Graduation Year

2016

Document Type

Thesis

Degree

Ph.D.

Degree Name

Doctor of Philosophy (Ph.D.)

Degree Granting Department

English

Major Professor

Diane Price-Herndl, Ph.D.

Co-Major Professor

Julie Staggers, Ph.D.

Committee Member

Meredith Johnson, Ph.D.

Committee Member

David Rubin, Ph.D.

Keywords

technical communication, feminist critical discourse analysis, medical rhetoric, health and medical rhetorics, women’s studies, health communication

Abstract

In 2011 the International Association of Athletic Federations (IAAF) published the Regulations on Hyperandrogenism, a health policy banning female athletes from track and field competition if their natural levels of testosterone were found to be higher than those of most female athletes. In 2014, Dutee Chand, a sprinter from India, was banned from competition based on these regulations. She appealed her ban in the Court of Arbitration for Sport (CAS) and as a result the 2011 IAAF Hyperandrogenism Regulations were suspended for two years. The issues at stake in the suspension of these regulations are, at their core, rhetorical issues related to health and medical technical communication: how information about health and medicine is communicated to stakeholders, the ethics of such communication, and the implications of such communication. They are also issues related to the medical regulation of sex and gender: Chand’s case is the latest in a history of sex verification testing of elite female athletes that began well before 2011. In this study I use feminist critical discourse analysis methods within the computer assisted qualitative analysis software program NVivo to analyze the 2011 IAAF Hyperandrogenism Regulations and the transcript of the CAS Award that suspended them.

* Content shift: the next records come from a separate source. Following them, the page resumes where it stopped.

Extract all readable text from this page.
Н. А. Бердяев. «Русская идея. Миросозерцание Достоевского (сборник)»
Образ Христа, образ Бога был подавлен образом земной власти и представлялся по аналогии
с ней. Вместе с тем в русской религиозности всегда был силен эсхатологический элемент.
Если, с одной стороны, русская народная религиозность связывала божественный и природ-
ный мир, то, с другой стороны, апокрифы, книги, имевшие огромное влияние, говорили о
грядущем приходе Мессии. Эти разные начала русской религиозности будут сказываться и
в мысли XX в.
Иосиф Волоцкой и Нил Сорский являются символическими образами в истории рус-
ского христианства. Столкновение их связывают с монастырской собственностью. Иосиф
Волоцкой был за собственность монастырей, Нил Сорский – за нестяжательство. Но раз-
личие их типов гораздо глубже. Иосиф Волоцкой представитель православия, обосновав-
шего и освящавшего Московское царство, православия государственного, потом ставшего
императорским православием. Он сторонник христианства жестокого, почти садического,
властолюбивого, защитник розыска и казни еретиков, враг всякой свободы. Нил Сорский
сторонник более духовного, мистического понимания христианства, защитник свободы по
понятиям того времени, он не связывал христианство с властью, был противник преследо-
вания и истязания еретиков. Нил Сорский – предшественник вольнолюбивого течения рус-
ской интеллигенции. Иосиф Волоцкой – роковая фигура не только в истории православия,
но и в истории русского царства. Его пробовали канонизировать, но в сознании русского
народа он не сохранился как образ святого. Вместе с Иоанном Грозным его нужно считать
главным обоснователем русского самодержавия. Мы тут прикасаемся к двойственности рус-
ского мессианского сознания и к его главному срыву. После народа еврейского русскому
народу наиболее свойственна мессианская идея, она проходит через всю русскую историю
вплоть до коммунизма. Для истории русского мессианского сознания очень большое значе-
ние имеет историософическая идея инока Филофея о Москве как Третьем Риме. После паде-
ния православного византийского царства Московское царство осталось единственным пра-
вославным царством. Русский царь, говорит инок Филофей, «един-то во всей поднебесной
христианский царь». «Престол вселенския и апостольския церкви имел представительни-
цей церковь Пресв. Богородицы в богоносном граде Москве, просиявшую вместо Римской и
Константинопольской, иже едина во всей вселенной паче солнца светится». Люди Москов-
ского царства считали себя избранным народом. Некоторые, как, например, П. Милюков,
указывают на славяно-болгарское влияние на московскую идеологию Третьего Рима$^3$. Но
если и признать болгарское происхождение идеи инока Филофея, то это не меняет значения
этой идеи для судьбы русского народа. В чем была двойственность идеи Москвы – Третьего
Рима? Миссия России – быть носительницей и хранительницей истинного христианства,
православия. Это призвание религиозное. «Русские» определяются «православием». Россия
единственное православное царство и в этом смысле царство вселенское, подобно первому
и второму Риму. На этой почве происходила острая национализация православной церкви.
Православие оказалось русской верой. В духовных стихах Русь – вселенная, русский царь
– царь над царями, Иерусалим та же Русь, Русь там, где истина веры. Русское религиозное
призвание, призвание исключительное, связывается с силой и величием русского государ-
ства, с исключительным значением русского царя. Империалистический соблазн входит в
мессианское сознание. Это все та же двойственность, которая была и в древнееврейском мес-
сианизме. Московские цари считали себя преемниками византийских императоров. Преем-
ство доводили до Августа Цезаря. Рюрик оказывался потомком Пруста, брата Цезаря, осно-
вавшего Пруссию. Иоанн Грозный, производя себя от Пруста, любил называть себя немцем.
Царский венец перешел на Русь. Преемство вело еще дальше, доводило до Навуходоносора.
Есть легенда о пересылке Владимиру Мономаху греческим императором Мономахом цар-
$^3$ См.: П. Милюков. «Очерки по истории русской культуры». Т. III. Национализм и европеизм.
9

I argue that the 2011 IAAF Regulations and the CAS Award are an example of what I describe as a closed, Foucauldian system, which is not open to outside voices, stakeholders, expertise, or evidence. I also argue for the use of a heuristic alongside a feminist technical communication perspective on health and medical rhetorics that technical communicators might use to insert themselves into closed Foucauldian systems such as this one in order to enact positive change.